What's New (highlights)
- Getting-started wizard: Create a token, pick a role, scope it, and get the exact copy-paste config for your client (Claude Code, Cursor, Codex/ChatGPT, Gemini, and others). The wizard waits and confirms when the agent is connected. You go from a new token to a working agent in minutes.
- Personas: One-click presets that pre-scope a token to a role (read-only, voice assistant, automation builder, dashboard designer, maintenance, power user, home admin, and more), then fine-tune from there.
- Expanded toolset, 86 tools: discovery/read (search, overview, describe area/entity, relationships), authoring (automations, scripts, scenes, helpers, dashboards), traces, system health, history, plus dry-run/what-if previews and config version history with rollback. A token is only ever shown the tools its scope requires, not all 86.
- MESA, a per-entity semantic safety layer: ATM is the first MCP server to integrate mesa-core. Label entities by their nature so a device can be confirm-only or off-limits regardless of what permissions a token is granted.
- Tri-state capabilities: every capability is deny / allow / confirm. "Confirm" holds an action as a pending approval until you review it in the panel.
- Cost efficiency: a scoped token means the agent only sees what you allow, smaller context, lower cost, and fewer ways for things to go wrong.
Security
Generate as many tokens as you need, each with its own entity permissions, capabilities, and rate limits. Set an expiry, review the audit log, rotate tokens, and revoke any token instantly. You can require manual approval before a change is applied, and config changes can be rolled back. You never need a long-lived access token (LLAT).
How it compares
ATM was road-tested against the built-in and community MCP servers. One model (Sonnet 4.6), one synthetic home, the same tasks. ATM was the cheapest per completed task and the most successful. With MESA enforced, it protected 100% of off-limits devices while completing 100% of the legitimate work; every server without MESA still toggled 84-90% of the things it was told never to touch. On cost per completed task, ATM came in nearly 6x cheaper than the community MCP server.

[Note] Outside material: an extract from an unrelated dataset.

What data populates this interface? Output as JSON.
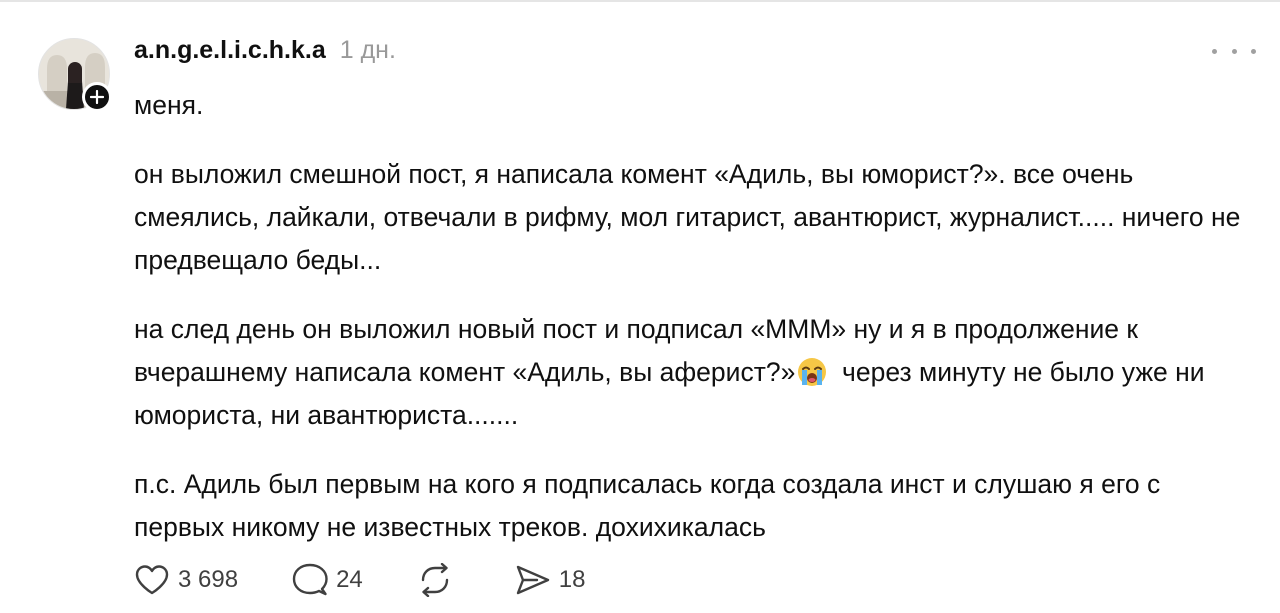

Full report.
Install
Via HACS (custom repository):
- HACS > Integrations > top-right menu > Custom repositories.
- Add
https://github.com/sfox38/ATM, category Integration. - Install ATM, then restart Home Assistant.

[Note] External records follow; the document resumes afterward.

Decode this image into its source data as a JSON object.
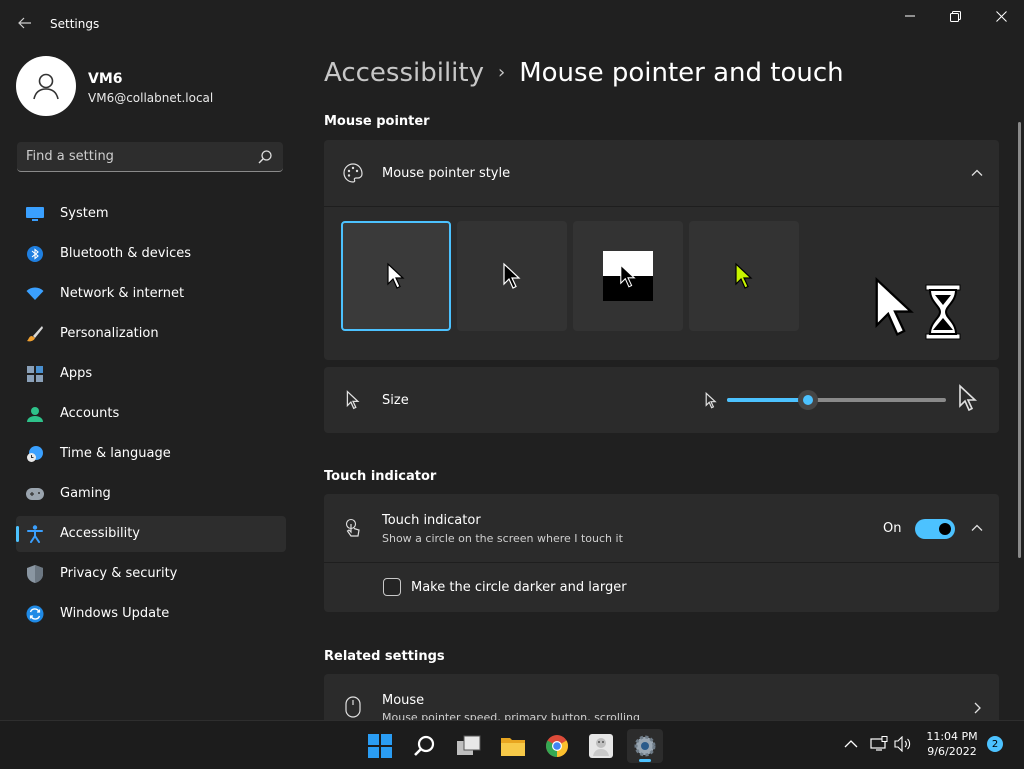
{
  "window": {
    "title": "Settings",
    "icons": {
      "back": "back-arrow-icon",
      "minimize": "minimize-icon",
      "maximize": "restore-icon",
      "close": "close-icon"
    }
  },
  "profile": {
    "name": "VM6",
    "email": "VM6@collabnet.local",
    "avatar_icon": "person-icon"
  },
  "search": {
    "placeholder": "Find a setting",
    "icon": "search-icon"
  },
  "sidebar": {
    "items": [
      {
        "label": "System",
        "icon": "monitor-icon"
      },
      {
        "label": "Bluetooth & devices",
        "icon": "bluetooth-icon"
      },
      {
        "label": "Network & internet",
        "icon": "wifi-icon"
      },
      {
        "label": "Personalization",
        "icon": "brush-icon"
      },
      {
        "label": "Apps",
        "icon": "apps-icon"
      },
      {
        "label": "Accounts",
        "icon": "person-icon"
      },
      {
        "label": "Time & language",
        "icon": "clock-globe-icon"
      },
      {
        "label": "Gaming",
        "icon": "gamepad-icon"
      },
      {
        "label": "Accessibility",
        "icon": "accessibility-icon",
        "active": true
      },
      {
        "label": "Privacy & security",
        "icon": "shield-icon"
      },
      {
        "label": "Windows Update",
        "icon": "update-icon"
      }
    ]
  },
  "breadcrumb": {
    "parent": "Accessibility",
    "separator": "›",
    "current": "Mouse pointer and touch"
  },
  "mouse_pointer": {
    "section_title": "Mouse pointer",
    "style_card": {
      "title": "Mouse pointer style",
      "icon": "palette-icon",
      "expanded": true,
      "options": [
        {
          "name": "White",
          "selected": true
        },
        {
          "name": "Black",
          "selected": false
        },
        {
          "name": "Inverted",
          "selected": false
        },
        {
          "name": "Custom",
          "selected": false,
          "color": "#c8f500"
        }
      ]
    },
    "size_card": {
      "title": "Size",
      "icon": "cursor-icon",
      "slider_value": 0.37
    }
  },
  "touch_indicator": {
    "section_title": "Touch indicator",
    "card": {
      "title": "Touch indicator",
      "subtitle": "Show a circle on the screen where I touch it",
      "icon": "touch-icon",
      "state_label": "On",
      "enabled": true
    },
    "option": {
      "label": "Make the circle darker and larger",
      "checked": false
    }
  },
  "related": {
    "section_title": "Related settings",
    "mouse": {
      "title": "Mouse",
      "subtitle": "Mouse pointer speed, primary button, scrolling",
      "icon": "mouse-icon"
    }
  },
  "taskbar": {
    "apps": [
      {
        "name": "start-icon"
      },
      {
        "name": "search-icon"
      },
      {
        "name": "task-view-icon"
      },
      {
        "name": "file-explorer-icon"
      },
      {
        "name": "chrome-icon"
      },
      {
        "name": "app-icon"
      },
      {
        "name": "settings-gear-icon",
        "active": true
      }
    ],
    "tray": {
      "time": "11:04 PM",
      "date": "9/6/2022",
      "notifications": "2"
    }
  },
  "colors": {
    "accent": "#4cc2ff",
    "background": "#202020",
    "card": "#2b2b2b",
    "custom_pointer": "#c8f500"
  }
}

- Settings > Devices & services > Add integration, search Advanced Token Management, then open the ATM panel. The Quick start takes it from there.

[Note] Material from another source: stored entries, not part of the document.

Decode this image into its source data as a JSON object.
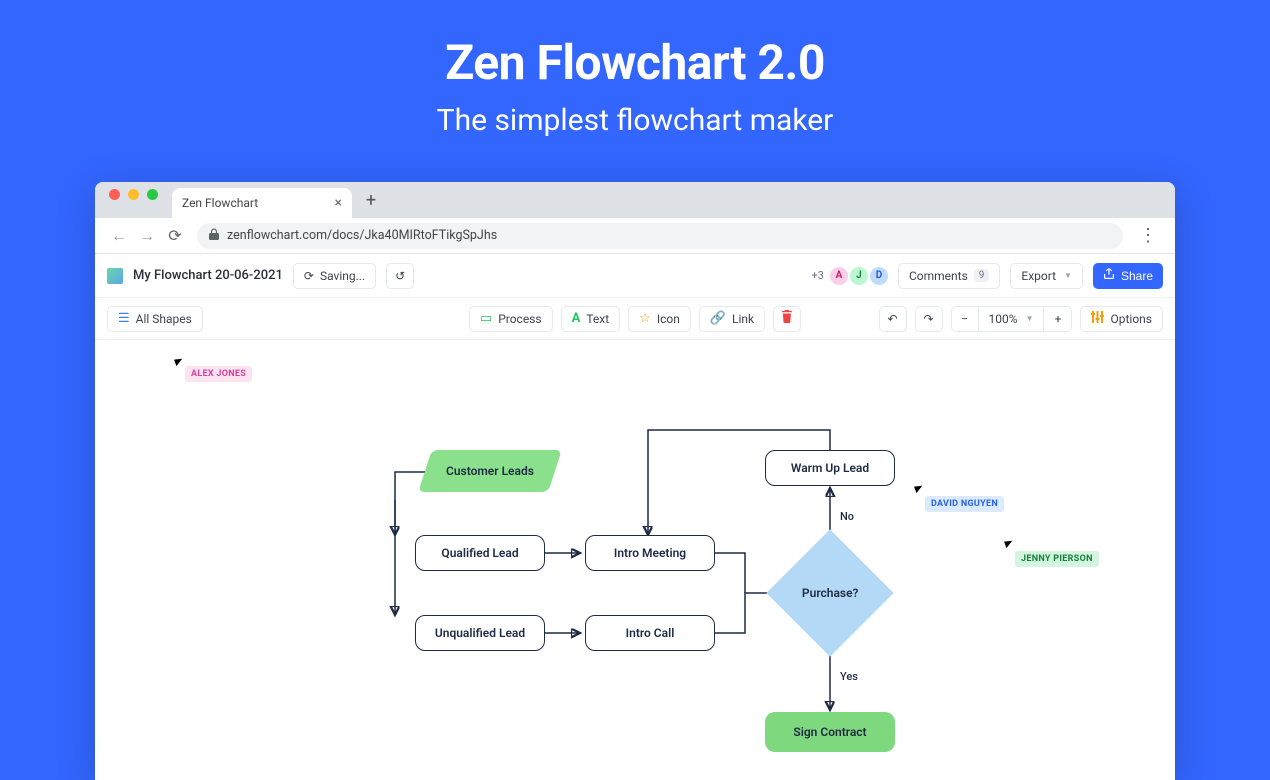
{
  "hero": {
    "title": "Zen Flowchart 2.0",
    "subtitle": "The simplest flowchart maker"
  },
  "browser": {
    "tab_title": "Zen Flowchart",
    "url": "zenflowchart.com/docs/Jka40MIRtoFTikgSpJhs"
  },
  "appbar": {
    "doc_title": "My Flowchart 20-06-2021",
    "saving_label": "Saving...",
    "avatars": {
      "more": "+3",
      "a": "A",
      "j": "J",
      "d": "D"
    },
    "comments_label": "Comments",
    "comments_count": "9",
    "export_label": "Export",
    "share_label": "Share"
  },
  "toolbar": {
    "shapes_label": "All Shapes",
    "process_label": "Process",
    "text_label": "Text",
    "icon_label": "Icon",
    "link_label": "Link",
    "zoom": "100%",
    "options_label": "Options"
  },
  "flow": {
    "nodes": {
      "start": "Customer Leads",
      "qualified": "Qualified Lead",
      "unqualified": "Unqualified Lead",
      "meeting": "Intro Meeting",
      "call": "Intro Call",
      "warmup": "Warm Up Lead",
      "purchase": "Purchase?",
      "sign": "Sign Contract"
    },
    "labels": {
      "no": "No",
      "yes": "Yes"
    }
  },
  "cursors": {
    "alex": "ALEX JONES",
    "david": "DAVID NGUYEN",
    "jenny": "JENNY PIERSON"
  },
  "colors": {
    "alex_bg": "#fde3ef",
    "alex_fg": "#d6409f",
    "david_bg": "#dbeafe",
    "david_fg": "#2563eb",
    "jenny_bg": "#d4f5dd",
    "jenny_fg": "#15803d"
  }
}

Manual: copy custom_components/atm into your HA config under custom_components/atm and restart.
Upgrading from 1.x
Storage migrates automatically on first load. Each token's old allow_* booleans are converted to the new cap_* tri-state (deny / allow / confirm), and existing tokens are assigned the custom persona. The migration is idempotent and needs no action. Backing up .storage/atm.json first is recommended.
Requirements
- Home Assistant 2024.5.0 or later.
- No Python dependencies beyond what Home Assistant ships. One ATM instance per Home Assistant.
Links
- Documentation: https://sfox38.github.io/ATM/
- Quick start: https://sfox38.github.io/ATM/quickstart.html
- Road test report: https://sfox38.github.io/atm-roadtest/
- MESA: https://github.com/sfox38/mesa-core
- Issues: https://github.com/sfox38/ATM/issues
On how ATM was built
ATM is open source and ships with a comprehensive test suite. AI was used in its development, and you are invited to test and review it yourself.